Él resopló y esbozó una medio sonrisa.
–Ahora entiendo por qué no te está resultando fácil recaudar fondos.
–A los auténticos donantes no les hablo así, como comprenderás. ¡Pero tú no hablas en serio!
Él clavó la mirada en la de ella sin asomo de sonrisa.
–¿Qué necesitarías para convencerte de que sí hablo en serio?
Ella se mordisqueó un labio. Necesitaba fondos para el parque. Aún les faltaban veinte millones y sería un milagro si ella conseguía reunir esa cantidad para marzo, cuando se decidiría la empresa que se ocuparía de llevar a cabo el proyecto.
Pero más importante que conseguir dinero para el parque era que Pedro se marchara de Nueva York antes de que descubriera que ella tenía una hija suya.

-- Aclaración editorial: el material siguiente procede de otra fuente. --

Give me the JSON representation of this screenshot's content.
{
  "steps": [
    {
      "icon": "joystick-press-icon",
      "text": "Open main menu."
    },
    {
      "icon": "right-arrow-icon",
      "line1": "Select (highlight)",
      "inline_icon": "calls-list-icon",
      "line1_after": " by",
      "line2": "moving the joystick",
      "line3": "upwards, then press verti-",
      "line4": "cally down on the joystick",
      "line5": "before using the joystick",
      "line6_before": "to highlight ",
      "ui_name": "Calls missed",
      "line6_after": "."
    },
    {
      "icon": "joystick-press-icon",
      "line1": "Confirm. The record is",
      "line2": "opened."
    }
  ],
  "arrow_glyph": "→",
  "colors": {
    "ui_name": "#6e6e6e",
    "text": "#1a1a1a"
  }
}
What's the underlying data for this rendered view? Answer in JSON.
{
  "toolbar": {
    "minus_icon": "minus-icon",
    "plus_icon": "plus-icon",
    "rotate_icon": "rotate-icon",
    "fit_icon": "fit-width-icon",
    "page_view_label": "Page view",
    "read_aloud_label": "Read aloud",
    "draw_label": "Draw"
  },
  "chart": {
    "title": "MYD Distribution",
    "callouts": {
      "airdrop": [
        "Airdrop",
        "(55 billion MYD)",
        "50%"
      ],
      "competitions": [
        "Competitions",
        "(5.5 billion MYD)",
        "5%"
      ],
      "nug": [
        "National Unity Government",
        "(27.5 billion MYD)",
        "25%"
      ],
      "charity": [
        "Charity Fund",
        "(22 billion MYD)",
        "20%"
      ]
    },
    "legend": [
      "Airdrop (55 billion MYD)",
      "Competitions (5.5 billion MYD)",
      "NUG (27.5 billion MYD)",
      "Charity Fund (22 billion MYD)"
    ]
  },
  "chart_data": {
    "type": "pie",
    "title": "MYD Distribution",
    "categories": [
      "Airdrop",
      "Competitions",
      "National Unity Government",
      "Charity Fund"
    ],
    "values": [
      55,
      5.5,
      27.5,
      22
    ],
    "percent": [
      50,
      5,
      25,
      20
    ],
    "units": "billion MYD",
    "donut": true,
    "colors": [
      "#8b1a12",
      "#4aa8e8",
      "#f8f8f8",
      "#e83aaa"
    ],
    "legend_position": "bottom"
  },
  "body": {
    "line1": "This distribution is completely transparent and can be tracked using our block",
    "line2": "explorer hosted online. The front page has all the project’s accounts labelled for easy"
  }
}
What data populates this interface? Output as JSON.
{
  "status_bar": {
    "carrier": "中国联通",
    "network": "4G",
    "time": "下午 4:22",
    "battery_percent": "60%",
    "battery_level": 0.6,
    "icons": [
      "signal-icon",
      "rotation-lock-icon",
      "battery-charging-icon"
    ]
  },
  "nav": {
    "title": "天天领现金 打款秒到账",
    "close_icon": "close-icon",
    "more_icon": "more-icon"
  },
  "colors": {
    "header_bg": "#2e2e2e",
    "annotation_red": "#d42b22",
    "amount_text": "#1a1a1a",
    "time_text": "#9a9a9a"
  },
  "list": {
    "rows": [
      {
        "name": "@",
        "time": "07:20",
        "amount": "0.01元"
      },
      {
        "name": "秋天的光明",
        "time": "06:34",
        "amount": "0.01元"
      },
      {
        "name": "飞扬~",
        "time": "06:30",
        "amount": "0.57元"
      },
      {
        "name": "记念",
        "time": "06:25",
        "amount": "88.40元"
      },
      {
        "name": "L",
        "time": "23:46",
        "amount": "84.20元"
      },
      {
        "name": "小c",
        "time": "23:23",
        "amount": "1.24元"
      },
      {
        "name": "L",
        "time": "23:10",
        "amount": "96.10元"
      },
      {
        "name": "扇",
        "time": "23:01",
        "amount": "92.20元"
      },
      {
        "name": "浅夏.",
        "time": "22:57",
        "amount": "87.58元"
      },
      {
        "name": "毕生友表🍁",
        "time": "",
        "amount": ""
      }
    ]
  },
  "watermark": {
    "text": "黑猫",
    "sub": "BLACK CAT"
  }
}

Por supuesto que podía rechazarle. Pero cada vez que había escapado de él sólo había conseguido que él la persiguiera con más ahínco.
¿Y si ella no salía corriendo? ¿Y si, al contrario, le daba exactamente lo que él quería? ¿Acaso no perdería el interés? La única razón por la cual él continuaba persiguiéndola era porque ella se le resistía. Acostumbrado a que todas las mujeres se rindieran a sus pies, su odio debía de resultarle una intrigante novedad.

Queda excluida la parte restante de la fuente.